[Croatia] Interview with the Reception Center for Asylum Seekers

20 Sep 2017
Source: 
Hrabri telefon

In an email interview with the Reception Center for Asylum Seekers, Brave Phone learned more about the operations of the Center, the experiences of those seeking asylum in Croatia and how children are involved or affected.

There are two reception centers for asylum seekers needing accommodation; both are aimed at accommodating vulnerable groups. The first, in Kutina, has been operating since 2006 while the second, in Zagreb, has been operating since 2011. Currently, there are 538 individuals in the Reception Center in Zagreb and 73 in Kutina, but the number varies on a daily basis. At the moment, there are 30 families with children in the Zagreb Reception Center in a special wing for vulnerable groups.

The Center assured Brave Phone that the accommodation of new arrivals is ‘key to a successful inclusion’ into everyday life at the Center.
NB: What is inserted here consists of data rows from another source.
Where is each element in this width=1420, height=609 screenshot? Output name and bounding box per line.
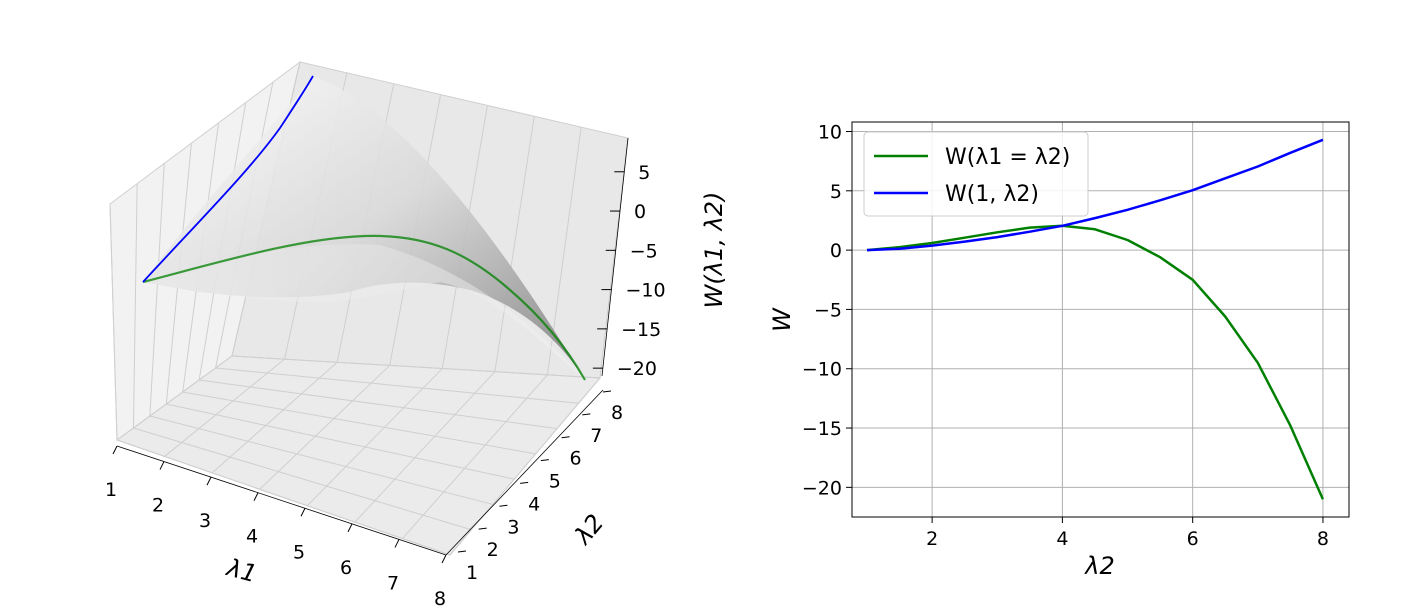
- y-axis-label: W: [768, 307, 796, 332]
- lambda2-tick-label: 6: [570, 448, 582, 470]
- floor-gridline: [449, 377, 601, 556]
- floor-gridline: [211, 361, 338, 474]
- surface-lower: [143, 244, 585, 380]
- lambda1-tick-label: 1: [105, 479, 117, 501]
- lambda2-tick: [520, 481, 529, 484]
- y-tick-label: 0: [830, 240, 842, 262]
- floor-gridline: [149, 415, 493, 505]
- lambda1-tick: [441, 554, 447, 564]
- surface: [143, 76, 585, 380]
- lambda2-tick: [457, 550, 467, 553]
- lambda1-tick-label: 3: [199, 510, 211, 532]
- lambda1-tick-label: 8: [434, 588, 446, 609]
- w-tick-label: −20: [617, 358, 657, 380]
- lambda1-tick-label: 4: [246, 526, 258, 548]
- curve-w-1-lambda2: [142, 75, 314, 283]
- wall-gridline: [149, 163, 165, 417]
- y-tick-label: 5: [830, 181, 842, 203]
- wall-gridline: [109, 203, 118, 441]
- lambda1-tick: [206, 476, 212, 486]
- lambda2-axis-line: [445, 389, 604, 556]
- floor-gridline: [354, 371, 496, 523]
- lambda2-tick: [561, 436, 570, 439]
- lambda1-tick-label: 6: [340, 557, 352, 579]
- w-tick-label: −15: [621, 319, 661, 341]
- floor-gridline: [166, 403, 515, 480]
- line-plot-2d: 2 4 6 8 10 5 0 −5 −10 −15 −20 λ2 W W(λ1 = λ2) W(1,…: [768, 121, 1350, 580]
- lambda2-tick-label: 4: [528, 493, 540, 515]
- y-tick-label: −15: [802, 418, 842, 440]
- floor-gridline: [116, 439, 451, 556]
- lambda1-tick: [347, 523, 353, 533]
- lambda1-tick-label: 5: [293, 541, 305, 563]
- lambda1-tick: [394, 539, 400, 548]
- lambda1-tick-label: 7: [387, 572, 399, 594]
- lambda1-axis-label: λ1: [222, 553, 260, 588]
- legend-label-blue: W(1, λ2): [945, 182, 1039, 207]
- floor-gridline: [116, 355, 233, 441]
- w-tick-label: −5: [630, 240, 658, 262]
- lambda2-tick: [602, 390, 612, 393]
- floor-gridline: [402, 374, 548, 539]
- ticks-2d: 2 4 6 8 10 5 0 −5 −10 −15 −20: [802, 121, 1329, 550]
- lambda1-axis-line: [116, 445, 447, 556]
- series-line-green: [866, 224, 1325, 500]
- lambda2-tick: [582, 413, 591, 416]
- w-axis-label: W(λ1, λ2): [700, 192, 728, 309]
- lambda2-axis-label: λ2: [568, 509, 610, 551]
- series-line-blue: [866, 138, 1324, 252]
- y-tick-label: −20: [802, 477, 842, 499]
- series-lines: [866, 138, 1325, 500]
- lambda2-tick-label: 5: [549, 471, 561, 493]
- floor-gridline: [306, 368, 443, 507]
- x-tick-label: 6: [1187, 528, 1199, 550]
- lambda2-tick-label: 3: [507, 516, 519, 538]
- floor-gridline: [199, 379, 558, 430]
- lambda2-tick-label: 2: [487, 539, 499, 561]
- lambda1-tick: [112, 445, 118, 455]
- x-axis-label: λ2: [1083, 552, 1114, 580]
- legend: W(λ1 = λ2) W(1, λ2): [863, 131, 1089, 217]
- legend-label-green: W(λ1 = λ2): [945, 145, 1070, 170]
- curve-w-lambda1-eq-lambda2: [142, 234, 586, 381]
- lambda1-tick: [253, 492, 259, 501]
- wall-gridline: [494, 116, 535, 372]
- y-tick-label: 10: [818, 121, 842, 143]
- x-tick-label: 2: [926, 528, 938, 550]
- floor-gridline: [215, 367, 579, 404]
- floor-gridline: [164, 358, 285, 457]
- plot-frame: [851, 121, 1350, 518]
- lambda1-tick: [300, 508, 306, 517]
- lambda1-tick: [159, 461, 165, 470]
- w-tick-label: −10: [625, 280, 665, 302]
- y-tick-label: −10: [802, 359, 842, 381]
- w-axis-line: [601, 137, 629, 377]
- floor-gridline: [259, 365, 391, 490]
- wall-gridline: [132, 183, 138, 429]
- lambda2-tick: [540, 459, 549, 462]
- lambda1-tick-label: 2: [152, 495, 164, 517]
- lambda2-tick: [478, 527, 487, 530]
- w-tick-label: 5: [638, 162, 650, 184]
- floor-gridline: [133, 427, 472, 531]
- y-tick-label: −5: [814, 299, 842, 321]
- x-tick-label: 8: [1317, 528, 1329, 550]
- x-tick-label: 4: [1056, 528, 1068, 550]
- legend-box: [863, 131, 1089, 217]
- floor-gridline: [231, 355, 601, 379]
- floor-gridline: [182, 391, 536, 455]
- lambda2-tick-label: 7: [590, 425, 602, 447]
- w-tick-label: 0: [634, 201, 646, 223]
- lambda2-tick-label: 1: [466, 562, 478, 584]
- lambda2-tick-label: 8: [611, 402, 623, 424]
- lambda2-tick: [499, 504, 508, 507]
As soon as they arrive, asylum seekers are given a sanitary package and a meal. The Center provides three meals a day for every asylum seeker; pregnant women, recent mothers and children up to 16 years of age are also provided with an afternoon snack.

When asked about common problems they experience, officials at the Center replied that asylum seekers are people who are forced to leave their homes and seek safety in another country, but they also come from different parts of the world and have different habits, so it can be difficult to reconcile their wishes with the number of people arriving at the Center on a daily basis. One of the biggest issues they experience is changing rooms without the authorization of the Center. They also emphasize that asylum seekers often want their requests to be resolved quicker than can typically be done. The Ministry has hired new employees in response to this to speed up the procedure of international protection and help all asylum seekers integrate into Croatian society.
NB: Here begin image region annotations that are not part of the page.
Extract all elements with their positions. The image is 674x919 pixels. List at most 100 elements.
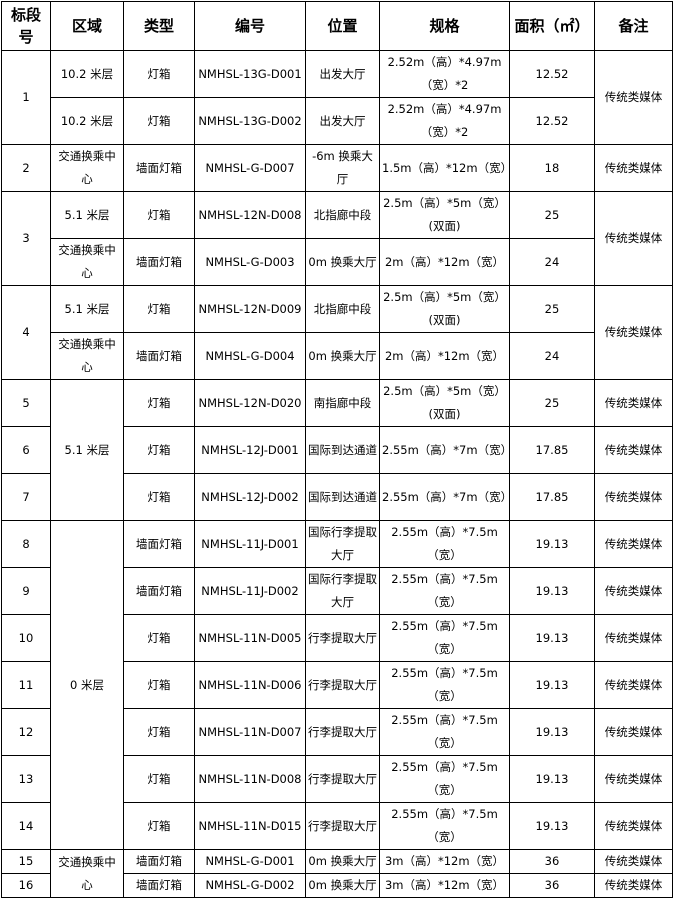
cell: 墙面灯箱	[123, 849, 195, 874]
header-cell: 类型	[123, 1, 195, 51]
cell: 9	[1, 567, 51, 615]
cell: 北指廊中段	[305, 285, 380, 333]
cell: 2.55m（高）*7.5m（宽）	[379, 708, 510, 756]
row: 12 灯箱 NMHSL-11N-D007 行李提取大厅 2.55m（高）*7.5m（宽）…	[1, 708, 673, 756]
cell: 16	[1, 873, 51, 898]
cell: 传统类媒体	[594, 614, 673, 662]
cell: 19.13	[509, 661, 595, 709]
cell: 2.5m（高）*5m（宽）(双面)	[379, 285, 510, 333]
cell: NMHSL-11N-D015	[194, 802, 306, 850]
cell: NMHSL-12J-D002	[194, 473, 306, 521]
cell: 2	[1, 144, 51, 192]
cell: NMHSL-11N-D005	[194, 614, 306, 662]
row: 4 5.1 米层 灯箱 NMHSL-12N-D009 北指廊中段 2.5m（高）*5m（宽…	[1, 285, 673, 380]
cell: 2.55m（高）*7.5m（宽）	[379, 802, 510, 850]
cell: 灯箱	[123, 661, 195, 709]
cell: 5.1 米层	[50, 191, 124, 239]
row: 3 5.1 米层 灯箱 NMHSL-12N-D008 北指廊中段 2.5m（高）*5m（宽…	[1, 191, 673, 286]
row: 15 交通换乘中心 墙面灯箱 NMHSL-G-D001 0m 换乘大厅 3m（高）*12m…	[1, 849, 673, 898]
cell: 墙面灯箱	[123, 520, 195, 568]
cell: 传统类媒体	[594, 661, 673, 709]
cell: 墙面灯箱	[123, 873, 195, 898]
cell: NMHSL-G-D002	[194, 873, 306, 898]
cell: 灯箱	[123, 755, 195, 803]
cell: 10.2 米层	[50, 97, 124, 145]
cell: 传统类媒体	[594, 520, 673, 568]
cell: 2m（高）*12m（宽）	[379, 332, 510, 380]
cell: NMHSL-12N-D009	[194, 285, 306, 333]
header-row: 标段号 区域 类型 编号 位置 规格 面积（㎡） 备注	[1, 1, 673, 51]
cell: 交通换乘中心	[50, 144, 124, 192]
header-cell: 编号	[194, 1, 306, 51]
cell: 传统类媒体	[594, 849, 673, 874]
cell: NMHSL-12N-D008	[194, 191, 306, 239]
cell: 19.13	[509, 708, 595, 756]
cell: 传统类媒体	[594, 426, 673, 474]
cell: NMHSL-11J-D001	[194, 520, 306, 568]
cell: 传统类媒体	[594, 50, 673, 145]
cell: 墙面灯箱	[123, 567, 195, 615]
cell: 10.2 米层	[50, 50, 124, 98]
cell: 传统类媒体	[594, 144, 673, 192]
cell: NMHSL-G-D001	[194, 849, 306, 874]
row: 13 灯箱 NMHSL-11N-D008 行李提取大厅 2.55m（高）*7.5m（宽）…	[1, 755, 673, 803]
row: 10.2 米层 灯箱 NMHSL-13G-D002 出发大厅 2.52m（高）*4.97…	[2, 97, 673, 145]
cell: 0m 换乘大厅	[305, 873, 380, 898]
cell: 传统类媒体	[594, 802, 673, 850]
cell: 12.52	[509, 97, 595, 145]
cell: 1.5m（高）*12m（宽）	[379, 144, 510, 192]
cell: 灯箱	[123, 473, 195, 521]
cell: NMHSL-13G-D002	[194, 97, 306, 145]
cell: NMHSL-13G-D001	[194, 50, 306, 98]
cell: 25	[509, 379, 595, 427]
cell: 25	[509, 191, 595, 239]
cell: 17.85	[509, 426, 595, 474]
row: 9 墙面灯箱 NMHSL-11J-D002 国际行李提取大厅 2.55m（高）*7.5m…	[1, 567, 673, 615]
cell: 1	[1, 50, 51, 145]
header-cell: 位置	[305, 1, 380, 51]
cell: NMHSL-11J-D002	[194, 567, 306, 615]
cell: 灯箱	[123, 191, 195, 239]
cell: 国际行李提取大厅	[305, 567, 380, 615]
cell: 19.13	[509, 520, 595, 568]
row: 7 灯箱 NMHSL-12J-D002 国际到达通道 2.55m（高）*7m（宽） 17.…	[1, 473, 673, 521]
cell: 国际到达通道	[305, 473, 380, 521]
cell: 灯箱	[123, 50, 195, 98]
cell: 12	[1, 708, 51, 756]
cell: 19.13	[509, 567, 595, 615]
cell: NMHSL-12J-D001	[194, 426, 306, 474]
cell: 2.55m（高）*7.5m（宽）	[379, 661, 510, 709]
row: 5 5.1 米层 灯箱 NMHSL-12N-D020 南指廊中段 2.5m（高）*5m（宽…	[1, 379, 673, 521]
cell: 2.52m（高）*4.97m（宽）*2	[379, 97, 510, 145]
row: 交通换乘中心 墙面灯箱 NMHSL-G-D003 0m 换乘大厅 2m（高）*12m（宽…	[2, 238, 673, 286]
row: 16 墙面灯箱 NMHSL-G-D002 0m 换乘大厅 3m（高）*12m（宽） 36 传…	[1, 873, 673, 898]
cell: 24	[509, 332, 595, 380]
cell: NMHSL-11N-D008	[194, 755, 306, 803]
cell: 灯箱	[123, 285, 195, 333]
header-cell: 区域	[50, 1, 124, 51]
cell: 传统类媒体	[594, 708, 673, 756]
cell: 18	[509, 144, 595, 192]
cell: 交通换乘中心	[50, 849, 124, 898]
cell: 8	[1, 520, 51, 568]
cell: 2.52m（高）*4.97m（宽）*2	[379, 50, 510, 98]
cell: 2.55m（高）*7m（宽）	[379, 473, 510, 521]
row: 11 灯箱 NMHSL-11N-D006 行李提取大厅 2.55m（高）*7.5m（宽）…	[1, 661, 673, 709]
cell: 传统类媒体	[594, 473, 673, 521]
cell: 5	[1, 379, 51, 427]
cell: 行李提取大厅	[305, 708, 380, 756]
cell: 2.5m（高）*5m（宽）(双面)	[379, 379, 510, 427]
row: 2 交通换乘中心 墙面灯箱 NMHSL-G-D007 -6m 换乘大厅 1.5m（高）*1…	[1, 144, 673, 192]
cell: 南指廊中段	[305, 379, 380, 427]
cell: 灯箱	[123, 426, 195, 474]
cell: 2.55m（高）*7m（宽）	[379, 426, 510, 474]
cell: 灯箱	[123, 614, 195, 662]
cell: 14	[1, 802, 51, 850]
cell: 2.5m（高）*5m（宽）(双面)	[379, 191, 510, 239]
cell: 2.55m（高）*7.5m（宽）	[379, 567, 510, 615]
header-cell: 标段号	[1, 1, 51, 51]
cell: 国际行李提取大厅	[305, 520, 380, 568]
cell: 传统类媒体	[594, 873, 673, 898]
cell: 7	[1, 473, 51, 521]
There are currently 57 staff members in the Reception Center and Asylum department in both Zagreb and Kutina. Among them, 20 staff members have been appointed in the last two months as a result in the rise in number of asylum seekers. There are registration officers, one social worker for minors and one social pedagogue in charge of the cooperation between asylum seekers and the Reception Center. The social pedagogue works with asylum seekers on a daily basis and helps them solve problems they face in their everyday life at the Center. They also act as case workers in a different department, although they remain located at the Center.

On average (90 percent of the time), asylum seekers stay 3 months at the reception centers, more than 3 months in 7 percent of the cases, and 6 to 12 months in 3 percent of the cases. Normally, applicants can be accommodated in the Center until the completion of the procedure and a final decision is taken on the case. If the asylum seeker’s application is denied and must leave the country, the right to receiving reception conditions also ends.
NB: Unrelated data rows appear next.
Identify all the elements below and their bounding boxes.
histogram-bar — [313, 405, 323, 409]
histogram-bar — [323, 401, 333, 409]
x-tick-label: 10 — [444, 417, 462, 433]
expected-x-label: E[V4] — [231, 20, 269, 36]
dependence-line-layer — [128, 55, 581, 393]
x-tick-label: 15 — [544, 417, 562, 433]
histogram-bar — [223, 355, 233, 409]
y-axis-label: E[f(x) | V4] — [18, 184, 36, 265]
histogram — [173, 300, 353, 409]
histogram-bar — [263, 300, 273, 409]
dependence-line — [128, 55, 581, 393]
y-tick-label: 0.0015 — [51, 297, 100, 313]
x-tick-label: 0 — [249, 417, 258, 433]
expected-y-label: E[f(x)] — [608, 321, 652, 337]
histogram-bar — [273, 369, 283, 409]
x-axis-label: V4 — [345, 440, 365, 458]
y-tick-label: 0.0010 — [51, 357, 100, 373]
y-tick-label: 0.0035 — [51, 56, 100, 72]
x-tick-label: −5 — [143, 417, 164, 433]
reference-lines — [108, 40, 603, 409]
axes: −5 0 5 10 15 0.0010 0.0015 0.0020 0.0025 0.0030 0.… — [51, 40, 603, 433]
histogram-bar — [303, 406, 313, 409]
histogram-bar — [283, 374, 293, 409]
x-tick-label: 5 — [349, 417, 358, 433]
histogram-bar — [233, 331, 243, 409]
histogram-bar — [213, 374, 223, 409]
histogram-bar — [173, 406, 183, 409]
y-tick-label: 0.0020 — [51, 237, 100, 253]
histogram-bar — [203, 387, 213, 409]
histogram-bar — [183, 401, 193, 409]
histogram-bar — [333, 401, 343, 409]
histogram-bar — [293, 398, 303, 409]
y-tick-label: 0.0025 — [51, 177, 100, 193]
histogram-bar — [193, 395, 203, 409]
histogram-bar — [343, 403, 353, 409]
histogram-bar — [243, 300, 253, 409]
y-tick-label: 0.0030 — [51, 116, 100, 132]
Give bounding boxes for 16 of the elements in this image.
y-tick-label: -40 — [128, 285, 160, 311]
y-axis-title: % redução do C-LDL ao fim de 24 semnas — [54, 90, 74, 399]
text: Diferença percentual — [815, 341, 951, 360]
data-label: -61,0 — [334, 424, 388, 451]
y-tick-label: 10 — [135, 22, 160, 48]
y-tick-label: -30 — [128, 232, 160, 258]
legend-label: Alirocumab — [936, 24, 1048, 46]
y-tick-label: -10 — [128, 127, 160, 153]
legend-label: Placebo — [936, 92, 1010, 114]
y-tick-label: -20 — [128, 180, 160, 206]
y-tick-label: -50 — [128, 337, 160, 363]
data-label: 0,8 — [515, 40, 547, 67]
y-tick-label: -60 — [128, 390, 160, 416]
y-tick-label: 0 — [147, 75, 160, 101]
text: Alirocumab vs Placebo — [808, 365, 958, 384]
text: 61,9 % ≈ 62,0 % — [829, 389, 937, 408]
Regarding children, within a month of submitting an asylum application, children are then included in the education system. They begin with obligatory preparation in the Croatian language. Depending on their adjustment to the school system, they are included in classes; most children show an exceptional will to adapt to their new environment and circumstances. In Zagreb, the children go to school in Dugave, in the area where the Reception Center is located. Kutina is a small city, the Reception Center officials say, and the children there go to a nearby school; if there are not enough places available, transportation is arranged to take the children to another school.

Unaccompanied minors are placed in special communities; if they are older than 16 years of age, they can be in the Reception Center, but in a special wing separated from other groups. The Center for Social Welfare appoints special guardians for minors who arrive without a parent or other guardian. Welfare and social development is their main goal, and the Center emphasizes the importance of the protection and safety of all children, and, if possible, family reunification.

Center officials stress their main goal is to make everyday life as comfortable as possible and to help asylum seekers adjust to their new surroundings. One of the ways the Center does this is maintaining the freedom of religion; there is a room in the Center where Muslim asylum seekers can pray. The Center also emphasizes the role of civil society organizations in ensuring these goals are met.

There are many different types of organizations and civil society present who provide a range of activities and psychosocial support, as well as special care for people with mental health difficulties and victims of torture, trauma and abuse.

Among the most active organizations are the Croatian Red Cross and Jesuit Refugee Service. The former provides a wide range of support in the Center with activities like an introduction to Croatian culture, customs and habits; play and educational activities for children; group and individual work with single women, including talks aimed at preventing human trafficking and sexual and gender-based violence; conflict and prevention; sport activities and language courses in Croatian and English. The latter’s mission is to accompany, serve and advocate on behalf of the refugees. The Croatian Law Center is also present and provides legal help for asylum seekers. In addition to civil society support, there is a new medical center in Dugave for asylum seekers, and Medicin du Monde (MDM) will also be present in the Reception Center from September onwards. The Reception Center highly values the organizations and civil society present, as they seek to address the problems of asylum seekers and better their quality of life in the Center.